Earlier this week a team of archaeologists led by Hans-Peter Uerpmann published this paper in the journal Science, in which they describe their finding of stone tools in the Arabian peninsula dating to about 125,000 years ago. That’s 50,000 years before modern humans were thought to have left Africa, and a significant finding for anyone interested in what it means to be a human.
This article at Fox News describing the new paper does a very nice job of telling a tight story about ancient human movements, and there is quite a bit positive to be said for it. It describes clearly the method used to find the age of the tools. It describes the possible historical geographic routes out of Africa. And it limits its scope to the Arabian peninsula rather than speculating about human dispersal more widely, which would be tempting to do.

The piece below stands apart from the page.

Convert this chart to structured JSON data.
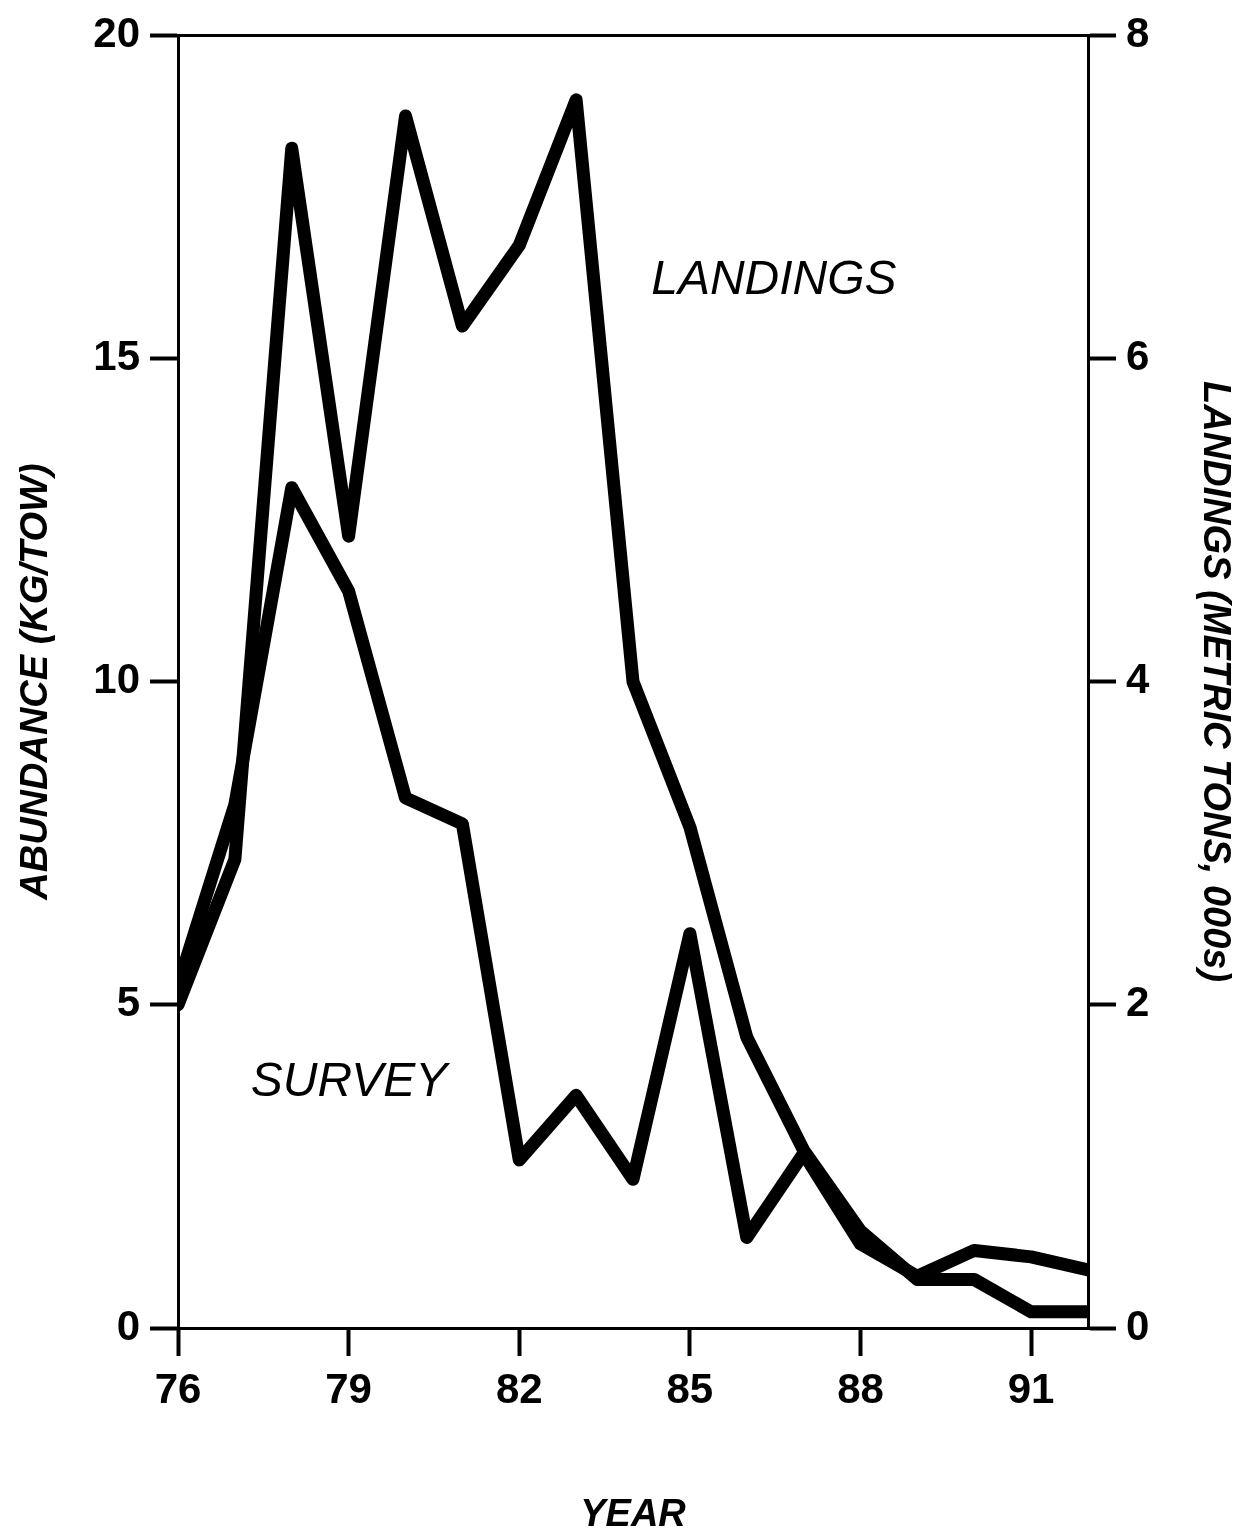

But in trying to tell such a tight story the article may do some disservice to the science itself. For one thing it is very credulous about the paper, not mentioning that only tools (no fossil bones) were found, and that it is not certain that the toolmakers are ancestral to modern humans.
They also take a very “new evidence replaces all old evidence” approach. But the “old evidence” is largely genetic and not necessarily in direct conflict. The Fox story omits any description of the genetic evidence, yielding a tight, unambiguous (if incorrect) story. But I’m not sure if omitting it is better or worse than the BBC coverage of the paper, which does a nice job of explaining the genetic evidence itself but then allows the papers’ authors to dismiss the evidence outright with a wave of their hand.
But perhaps most frustrating for me is something common to all coverage of this paper and nearly all papers about early human movements, which is the implicit idea of how we left Africa. “Migration.” We seem to think of humans leaving Africa as some kind of wagon caravan to the Old West, or perhaps a mass exploration, or a conquest of new land, or even worse as if ancestral Africa was some kind of hard-walled prison from which ancient modern humans were trying to escape. We fail to appreciate that ancient humans were just like every other living organism: wherever they could reach and survive, they would exist. And even if it is less romantic a notion, to me it is far more interesting.